Entonces, ¿cómo saber en qué creen y qué quieren realmente los cubanos? La única manera de saberlo sería dejar que expresaran libremente sus preferencias, tanto en política como en otros ámbitos de la vida. Esto conduciría, en última instancia, a la celebración de elecciones libres, bajo supervisión internacional.

Que los grupos y partidos políticos expongan libremente sus idearios y los ciudadanos voten por los candidatos y programas que prefieran. Solo así podría saberse si desean seguir viviendo bajo el régimen que Castro I les dejó en herencia u optan por cambiar hacia un modelo de democracia liberal y economía de mercado. Pero ese derecho a elegir el gobierno que la mayoría apruebe mediante el voto libre y secreto, consagrado en la Declaración Universal de Derechos Humanos,  es lo que el PCC, los generales y la dinastía castrista están decididos a impedir por cualquier medio.

La democracia y la libertad no son inevitables, sino más bien lo contrario: son el fruto de una construcción ardua y complicada. Los opositores no deberían incurrir en la superstición marxista de creer que los cambios en la base económica van a acarrear automáticamente la transformación de la superestructura política y la transición a un régimen democrático.

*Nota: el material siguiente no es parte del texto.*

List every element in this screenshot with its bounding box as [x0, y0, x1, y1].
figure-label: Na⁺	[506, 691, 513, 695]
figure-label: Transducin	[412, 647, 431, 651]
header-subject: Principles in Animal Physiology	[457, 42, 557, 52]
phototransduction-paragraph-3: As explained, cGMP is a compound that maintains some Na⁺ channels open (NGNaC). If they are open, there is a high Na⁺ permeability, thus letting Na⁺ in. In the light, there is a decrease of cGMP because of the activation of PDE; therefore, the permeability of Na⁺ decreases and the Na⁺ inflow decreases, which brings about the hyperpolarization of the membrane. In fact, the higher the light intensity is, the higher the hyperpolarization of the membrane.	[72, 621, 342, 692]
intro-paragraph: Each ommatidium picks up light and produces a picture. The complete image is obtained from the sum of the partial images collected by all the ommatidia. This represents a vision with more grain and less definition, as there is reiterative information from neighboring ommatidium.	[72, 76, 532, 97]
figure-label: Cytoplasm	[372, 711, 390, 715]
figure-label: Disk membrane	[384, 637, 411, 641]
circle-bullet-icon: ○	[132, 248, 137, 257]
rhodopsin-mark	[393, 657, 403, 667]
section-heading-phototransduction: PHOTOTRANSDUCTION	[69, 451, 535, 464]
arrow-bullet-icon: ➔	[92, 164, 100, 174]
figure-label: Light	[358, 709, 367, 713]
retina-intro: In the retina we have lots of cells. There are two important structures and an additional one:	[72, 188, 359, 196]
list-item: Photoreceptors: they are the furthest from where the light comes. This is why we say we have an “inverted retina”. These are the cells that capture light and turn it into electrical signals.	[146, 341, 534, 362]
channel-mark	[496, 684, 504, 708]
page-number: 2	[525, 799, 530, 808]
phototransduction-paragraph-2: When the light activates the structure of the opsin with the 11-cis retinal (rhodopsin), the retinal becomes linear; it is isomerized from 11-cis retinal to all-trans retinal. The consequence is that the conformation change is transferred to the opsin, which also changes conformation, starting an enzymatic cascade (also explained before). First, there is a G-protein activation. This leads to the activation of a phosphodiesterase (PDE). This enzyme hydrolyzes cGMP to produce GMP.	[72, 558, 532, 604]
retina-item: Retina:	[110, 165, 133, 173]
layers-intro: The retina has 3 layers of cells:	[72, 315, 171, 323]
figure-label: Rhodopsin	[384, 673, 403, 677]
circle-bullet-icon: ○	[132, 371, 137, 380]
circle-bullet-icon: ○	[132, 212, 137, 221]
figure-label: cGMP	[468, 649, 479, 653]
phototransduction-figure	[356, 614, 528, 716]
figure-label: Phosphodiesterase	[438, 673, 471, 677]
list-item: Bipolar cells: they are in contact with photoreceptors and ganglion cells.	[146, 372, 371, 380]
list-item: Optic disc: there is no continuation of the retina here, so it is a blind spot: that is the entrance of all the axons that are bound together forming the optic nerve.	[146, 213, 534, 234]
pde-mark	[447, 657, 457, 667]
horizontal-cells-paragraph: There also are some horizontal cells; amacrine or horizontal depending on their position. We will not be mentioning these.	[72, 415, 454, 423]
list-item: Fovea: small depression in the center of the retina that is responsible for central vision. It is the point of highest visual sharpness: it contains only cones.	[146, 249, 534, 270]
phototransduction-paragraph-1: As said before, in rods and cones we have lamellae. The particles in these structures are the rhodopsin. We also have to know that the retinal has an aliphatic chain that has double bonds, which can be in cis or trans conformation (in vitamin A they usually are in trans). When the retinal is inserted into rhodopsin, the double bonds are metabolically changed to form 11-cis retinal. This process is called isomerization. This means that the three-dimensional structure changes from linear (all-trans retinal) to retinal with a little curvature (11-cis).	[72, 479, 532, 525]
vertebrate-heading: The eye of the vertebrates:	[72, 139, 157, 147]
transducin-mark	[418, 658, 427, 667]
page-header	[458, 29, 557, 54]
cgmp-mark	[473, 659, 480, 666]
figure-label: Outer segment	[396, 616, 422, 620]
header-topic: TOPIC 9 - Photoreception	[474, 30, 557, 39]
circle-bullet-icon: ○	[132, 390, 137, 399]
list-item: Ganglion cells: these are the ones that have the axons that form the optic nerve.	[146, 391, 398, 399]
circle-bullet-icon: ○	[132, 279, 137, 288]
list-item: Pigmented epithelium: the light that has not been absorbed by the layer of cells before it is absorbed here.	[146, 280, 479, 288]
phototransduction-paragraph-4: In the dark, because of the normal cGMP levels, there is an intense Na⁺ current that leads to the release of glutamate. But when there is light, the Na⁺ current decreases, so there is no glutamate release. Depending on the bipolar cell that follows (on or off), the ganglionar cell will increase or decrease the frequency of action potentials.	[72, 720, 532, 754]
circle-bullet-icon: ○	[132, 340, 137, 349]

Desde la consolidación del totalitarismo castrista, allá por 1962, la sociedad cubana ha demostrado una capacidad casi ilimitada de soportar en silencio la penuria material y la supresión de sus derechos. La posibilidad de huir al extranjero y las remesas procedentes de Miami han ayudado no poco a paliar el sufrimiento impuesto por el sistema. Pero tanto una como otra son factores que contribuyen también a la estabilidad del régimen.

La transición democrática, si alguna vez se inicia, no vendrá de las reformas económicas ni de la buena voluntad de algunos burócratas fatigados. Nadie nos va a regalar a los cubanos los derechos y las libertades a los que secretamente (quizá) muchos aspiran, si nosotros mismos no empezamos por exigirlos.